Vintage Stormin' Norman's Classic hat

The top 100 players to play in the "Stormin' Norman's Classic" Delaware summer league will be honored next month.

The summer basketball league started with shirts vs. skins games in Wilmington's Southbridge in 1980, and eventually expanded to towns throughout all three Delaware counties with more than 2,000 players participating annually before ending in 2003.

A reunion game was played in 2019, but now Oliver has decided for the ultimate class reunion: a dinner at the Chase Center on the Riverfront which will feature the first members of their Hall of Fame.

Oliver put together a committee of basketball experts, and they selected 100 players -- 80 men and 20 women -- which will become the honorees at the event on Thursday, September 29, 2022 at 6 p.m.

"A lot of these guys now are 50 and 40 years old and they're all on Facebook and Instagram saying why they should get a jacket. I like the concept, I love the energy, but I'm really looking forward to to comradery even more," Oliver said.

Oliver said Stormin's Classic was held in a different time in youth sports, before the commercialization of youth sports and travel teams took over the system.

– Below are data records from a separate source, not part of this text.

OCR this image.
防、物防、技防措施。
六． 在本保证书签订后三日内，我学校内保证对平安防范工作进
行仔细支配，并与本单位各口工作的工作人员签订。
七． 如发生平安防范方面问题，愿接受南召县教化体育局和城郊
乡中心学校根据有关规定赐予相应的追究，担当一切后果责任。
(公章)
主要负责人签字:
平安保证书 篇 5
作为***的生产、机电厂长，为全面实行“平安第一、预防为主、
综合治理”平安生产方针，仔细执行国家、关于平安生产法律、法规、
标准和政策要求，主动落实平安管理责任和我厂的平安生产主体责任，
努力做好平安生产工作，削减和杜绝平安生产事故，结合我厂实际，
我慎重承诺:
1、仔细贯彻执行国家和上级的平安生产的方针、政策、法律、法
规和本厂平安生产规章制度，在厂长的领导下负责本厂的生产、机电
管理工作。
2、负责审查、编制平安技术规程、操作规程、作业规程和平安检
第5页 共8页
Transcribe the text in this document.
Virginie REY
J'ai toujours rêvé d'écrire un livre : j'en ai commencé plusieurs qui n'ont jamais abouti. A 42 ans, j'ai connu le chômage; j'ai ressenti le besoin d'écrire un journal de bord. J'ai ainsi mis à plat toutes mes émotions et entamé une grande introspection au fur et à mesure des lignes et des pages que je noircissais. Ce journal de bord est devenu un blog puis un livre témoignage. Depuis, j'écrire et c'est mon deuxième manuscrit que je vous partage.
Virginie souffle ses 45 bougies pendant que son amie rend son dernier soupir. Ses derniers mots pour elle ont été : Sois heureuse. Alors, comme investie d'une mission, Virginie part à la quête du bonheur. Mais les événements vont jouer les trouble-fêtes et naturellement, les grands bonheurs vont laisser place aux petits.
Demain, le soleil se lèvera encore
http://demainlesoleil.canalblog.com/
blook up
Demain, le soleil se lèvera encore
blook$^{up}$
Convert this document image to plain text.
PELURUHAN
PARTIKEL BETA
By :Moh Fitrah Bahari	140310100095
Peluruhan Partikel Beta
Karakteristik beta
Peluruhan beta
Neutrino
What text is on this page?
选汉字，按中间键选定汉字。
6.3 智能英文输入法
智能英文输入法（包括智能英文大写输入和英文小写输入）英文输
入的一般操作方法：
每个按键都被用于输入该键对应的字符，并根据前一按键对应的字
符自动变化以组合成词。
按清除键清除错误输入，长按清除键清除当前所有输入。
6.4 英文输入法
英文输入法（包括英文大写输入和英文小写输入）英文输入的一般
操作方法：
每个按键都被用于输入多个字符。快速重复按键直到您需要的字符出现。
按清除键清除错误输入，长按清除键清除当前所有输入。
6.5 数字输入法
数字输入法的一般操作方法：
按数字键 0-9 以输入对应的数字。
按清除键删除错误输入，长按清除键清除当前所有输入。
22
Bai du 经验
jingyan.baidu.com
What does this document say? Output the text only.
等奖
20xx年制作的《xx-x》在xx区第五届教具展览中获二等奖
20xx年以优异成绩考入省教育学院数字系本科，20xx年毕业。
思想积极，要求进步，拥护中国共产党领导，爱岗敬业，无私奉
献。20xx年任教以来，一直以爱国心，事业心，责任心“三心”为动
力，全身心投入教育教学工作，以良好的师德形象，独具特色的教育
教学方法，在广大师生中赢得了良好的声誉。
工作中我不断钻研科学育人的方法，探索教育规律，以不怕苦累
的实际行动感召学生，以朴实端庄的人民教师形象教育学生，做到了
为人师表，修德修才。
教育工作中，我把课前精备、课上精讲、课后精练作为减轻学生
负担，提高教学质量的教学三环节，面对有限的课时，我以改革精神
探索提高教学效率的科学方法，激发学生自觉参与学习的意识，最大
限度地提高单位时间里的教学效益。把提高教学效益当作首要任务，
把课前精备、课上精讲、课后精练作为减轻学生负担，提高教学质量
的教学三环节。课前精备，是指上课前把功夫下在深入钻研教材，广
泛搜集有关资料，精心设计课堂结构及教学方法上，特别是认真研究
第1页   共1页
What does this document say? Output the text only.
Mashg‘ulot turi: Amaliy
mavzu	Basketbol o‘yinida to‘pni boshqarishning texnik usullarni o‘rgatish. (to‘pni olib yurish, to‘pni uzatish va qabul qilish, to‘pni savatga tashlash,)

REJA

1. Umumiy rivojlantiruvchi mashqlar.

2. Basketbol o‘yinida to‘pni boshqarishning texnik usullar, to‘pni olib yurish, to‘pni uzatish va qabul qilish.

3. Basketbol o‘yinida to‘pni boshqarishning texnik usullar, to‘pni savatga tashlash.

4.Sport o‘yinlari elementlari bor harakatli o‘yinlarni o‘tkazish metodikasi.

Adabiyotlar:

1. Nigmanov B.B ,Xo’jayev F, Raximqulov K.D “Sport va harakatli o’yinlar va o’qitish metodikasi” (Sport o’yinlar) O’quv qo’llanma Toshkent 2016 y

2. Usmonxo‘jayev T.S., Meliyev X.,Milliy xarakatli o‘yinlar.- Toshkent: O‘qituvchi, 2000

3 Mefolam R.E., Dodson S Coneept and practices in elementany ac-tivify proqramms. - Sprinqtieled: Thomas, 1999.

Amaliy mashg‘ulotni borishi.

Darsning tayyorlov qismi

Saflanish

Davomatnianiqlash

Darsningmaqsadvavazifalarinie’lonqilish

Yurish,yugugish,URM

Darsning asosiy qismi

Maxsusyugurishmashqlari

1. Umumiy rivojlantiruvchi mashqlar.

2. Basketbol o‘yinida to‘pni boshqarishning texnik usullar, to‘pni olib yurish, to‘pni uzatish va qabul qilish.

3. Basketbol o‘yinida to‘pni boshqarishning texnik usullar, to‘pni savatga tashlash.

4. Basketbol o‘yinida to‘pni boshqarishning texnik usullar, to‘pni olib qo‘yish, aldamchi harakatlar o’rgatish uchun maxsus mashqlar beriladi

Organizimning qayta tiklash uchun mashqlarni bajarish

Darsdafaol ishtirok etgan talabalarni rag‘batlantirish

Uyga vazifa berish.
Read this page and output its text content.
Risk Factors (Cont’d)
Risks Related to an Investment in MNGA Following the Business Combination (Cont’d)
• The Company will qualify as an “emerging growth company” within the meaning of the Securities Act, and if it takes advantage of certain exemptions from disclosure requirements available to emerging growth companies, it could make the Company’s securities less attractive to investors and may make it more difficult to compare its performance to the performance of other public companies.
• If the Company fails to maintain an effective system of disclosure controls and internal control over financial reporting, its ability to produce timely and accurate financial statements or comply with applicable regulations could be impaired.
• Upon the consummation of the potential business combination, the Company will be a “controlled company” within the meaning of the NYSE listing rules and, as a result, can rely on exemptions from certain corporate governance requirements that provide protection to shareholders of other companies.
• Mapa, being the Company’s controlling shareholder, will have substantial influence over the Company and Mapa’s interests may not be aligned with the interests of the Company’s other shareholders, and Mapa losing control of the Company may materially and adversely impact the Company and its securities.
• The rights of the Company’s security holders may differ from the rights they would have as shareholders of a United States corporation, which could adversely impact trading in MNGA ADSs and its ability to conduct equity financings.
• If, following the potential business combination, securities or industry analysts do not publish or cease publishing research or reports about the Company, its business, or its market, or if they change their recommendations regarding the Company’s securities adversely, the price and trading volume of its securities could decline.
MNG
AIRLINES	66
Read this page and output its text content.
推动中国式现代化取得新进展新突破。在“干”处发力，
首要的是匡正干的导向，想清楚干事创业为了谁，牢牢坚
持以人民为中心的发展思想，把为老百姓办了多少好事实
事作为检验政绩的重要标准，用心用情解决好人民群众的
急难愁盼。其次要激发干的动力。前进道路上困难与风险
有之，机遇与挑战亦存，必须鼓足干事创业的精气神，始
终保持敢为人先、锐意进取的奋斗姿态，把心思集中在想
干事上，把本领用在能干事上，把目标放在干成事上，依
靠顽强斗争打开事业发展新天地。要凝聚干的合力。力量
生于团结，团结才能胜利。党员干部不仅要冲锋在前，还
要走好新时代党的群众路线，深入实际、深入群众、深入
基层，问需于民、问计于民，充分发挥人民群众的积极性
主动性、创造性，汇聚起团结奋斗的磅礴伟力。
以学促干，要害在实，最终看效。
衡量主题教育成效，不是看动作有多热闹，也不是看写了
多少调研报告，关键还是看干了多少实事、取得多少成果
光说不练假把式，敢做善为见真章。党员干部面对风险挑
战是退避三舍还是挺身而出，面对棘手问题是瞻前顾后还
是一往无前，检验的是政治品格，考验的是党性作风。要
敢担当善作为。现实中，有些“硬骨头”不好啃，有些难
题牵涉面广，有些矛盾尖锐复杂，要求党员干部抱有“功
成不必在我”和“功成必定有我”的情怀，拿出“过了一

"Our league was free. Not one person who played in our league had to pay a dollar, not one person. We had an educational component, we had a community service component, so it was a holistic approach."

The league's many alums include familiar names like Brown, Elena Delle Donne, A.J. English, Devon Chambers, Laron Proffit, John Gordon, Khadijah Rushdan, but Oliver said he's equally proud of those who weren't one of the top 100 out of 30,000 players.  

One of the league's rules were you had to participate in a 50-minute tutoring session before each game.

He said he received a complaint from a parent of a Salesianum student with a weighted 4.2 GPA that their athlete didn't need the extra instruction, but Oliver had a quick response.

"I said your son is on the same team as Lenny Brown. So he's learning from (future Xavier University Hall of Famer) Lenny Brown about how to play basketball, and Lenny Brown is going to learn academics from him, isn't that a nice trade-off? And she said "wow!"

Oliver said one thing the state is missing since his league went away was the galvanizing nature of the teams, which would be a hodgepodge of various high schools as opposed to just one school playing in a summer league.

"I think we helped to alleviate a lot of crime because a kid from Sallies would play on the same team as a kid from Howard, William Penn, and Saint Mark's, and everyone got along."

That's what Oliver hopes happens on that Thursday evening in Wilmington.

"So many people who haven't seen one another for 20, 30, 40 years, and all these people are going to reminisce, there's going to be a lot of lying (laughs) about how good they were and how bad they were, but it's going to be all fun."